Wrong. The state can't enact the will of the rich because rich people compete against each other. They always have.....since caveman times.....

When different rich people want different things, which rich people is the state supposed to act at the behest of?? Modern politics itself is the proof: look at where the Democrats and Republicans get their campaign contributions. Rich people and corporations donate to both parties in about equal amounts. Because they are not a monolith--they are factions.
What, seriously? Rich people compete? :confused: This is new. I did not know this. Are you sure? Oh dear. I think I'm going to have to go and tell people about this. This could change everything... :undecide:

Or, in other words, duh. That's something which has not only been taken into account, but is pretty integral to the entire socialist analysis of capitalism. You are not offering what I would call "insights". :rolleyes:

Wait, when did this happen?
Depends where you go, doesn't it? World-systems theory and all that.
 
That's something which has not only been taken into account, but is pretty integral to the entire socialist analysis of capitalism.
No, it disproves the entire socialist analysis of capitalism. The old mantra about the rich stealing from the poor, particularly. The rich don't steal from the poor, they steal from each other. And the socialist analysis completely fails to notice that rich people donate extensively to both the Democrats and Republicans--and those two parties have very different policies regarding rich people.

The Insight: Different groups of rich people compete against other groups of rich people. Environmental legislation makes a huge profit for green industries and manufacturers of expensive hybrid cars. The ban on incandescent light bulbs makes a huge profit for manufacturers of flourescents--and also a huge profit for companies that supply really nasty dangerous chemicals such as mercury for the making of flourescent light bulbs. Carbon taxes make nuclear power plants more profitable--one more way environmental laws are backfiring. Banking regulations to prevent another Fannie Mae and Freddie Mac work to the profit of foreign banks who are not subject to the regulations (as I've said many times in other threads--businesses simply move to wherever the noose is loose).

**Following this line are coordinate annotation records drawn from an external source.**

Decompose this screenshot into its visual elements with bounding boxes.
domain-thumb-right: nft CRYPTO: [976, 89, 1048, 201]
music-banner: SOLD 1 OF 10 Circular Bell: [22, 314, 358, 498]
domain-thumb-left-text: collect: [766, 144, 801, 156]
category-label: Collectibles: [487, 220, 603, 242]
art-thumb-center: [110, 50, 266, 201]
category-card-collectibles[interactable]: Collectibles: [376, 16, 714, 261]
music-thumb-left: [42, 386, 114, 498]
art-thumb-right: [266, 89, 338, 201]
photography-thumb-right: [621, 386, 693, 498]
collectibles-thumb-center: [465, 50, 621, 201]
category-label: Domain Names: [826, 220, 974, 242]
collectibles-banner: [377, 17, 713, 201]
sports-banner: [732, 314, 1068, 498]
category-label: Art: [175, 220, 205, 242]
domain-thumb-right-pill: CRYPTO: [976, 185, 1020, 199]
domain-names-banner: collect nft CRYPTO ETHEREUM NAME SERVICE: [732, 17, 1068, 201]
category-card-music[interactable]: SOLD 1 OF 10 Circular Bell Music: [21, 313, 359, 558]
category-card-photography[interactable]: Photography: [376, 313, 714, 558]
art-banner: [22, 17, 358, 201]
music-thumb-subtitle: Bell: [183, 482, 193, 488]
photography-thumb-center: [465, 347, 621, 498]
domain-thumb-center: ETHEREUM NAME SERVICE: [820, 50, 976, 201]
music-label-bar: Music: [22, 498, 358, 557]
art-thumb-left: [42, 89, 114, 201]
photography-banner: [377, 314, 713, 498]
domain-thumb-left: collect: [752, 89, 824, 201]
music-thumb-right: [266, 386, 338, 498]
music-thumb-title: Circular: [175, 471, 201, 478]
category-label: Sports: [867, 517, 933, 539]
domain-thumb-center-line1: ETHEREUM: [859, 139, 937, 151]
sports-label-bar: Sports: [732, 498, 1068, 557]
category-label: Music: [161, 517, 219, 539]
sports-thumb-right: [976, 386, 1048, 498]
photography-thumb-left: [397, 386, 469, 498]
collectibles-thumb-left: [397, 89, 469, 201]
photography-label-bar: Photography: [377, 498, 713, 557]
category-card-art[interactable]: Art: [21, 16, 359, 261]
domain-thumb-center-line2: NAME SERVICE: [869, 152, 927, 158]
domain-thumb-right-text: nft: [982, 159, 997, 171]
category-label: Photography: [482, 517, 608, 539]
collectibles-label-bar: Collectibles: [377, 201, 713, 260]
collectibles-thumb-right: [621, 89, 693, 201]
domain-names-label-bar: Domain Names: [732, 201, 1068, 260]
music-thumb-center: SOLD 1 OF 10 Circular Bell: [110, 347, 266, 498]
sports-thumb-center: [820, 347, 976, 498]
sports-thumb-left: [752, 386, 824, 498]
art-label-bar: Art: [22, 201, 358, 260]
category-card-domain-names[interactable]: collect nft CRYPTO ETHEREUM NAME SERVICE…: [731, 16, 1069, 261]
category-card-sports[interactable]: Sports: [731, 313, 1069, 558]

Government is not in the pocket of "the rich". Different factions of rich people compete against each other.
 
No, it disproves the entire socialist analysis of capitalism. The old mantra about the rich stealing from the poor, particularly.
I can't steal from Mr. Monopoly and the Tramp at the same time? Anyhow, the 'rich steal from the poor' angle of capitalism critique has been done to death and there are other, far better critiques of it.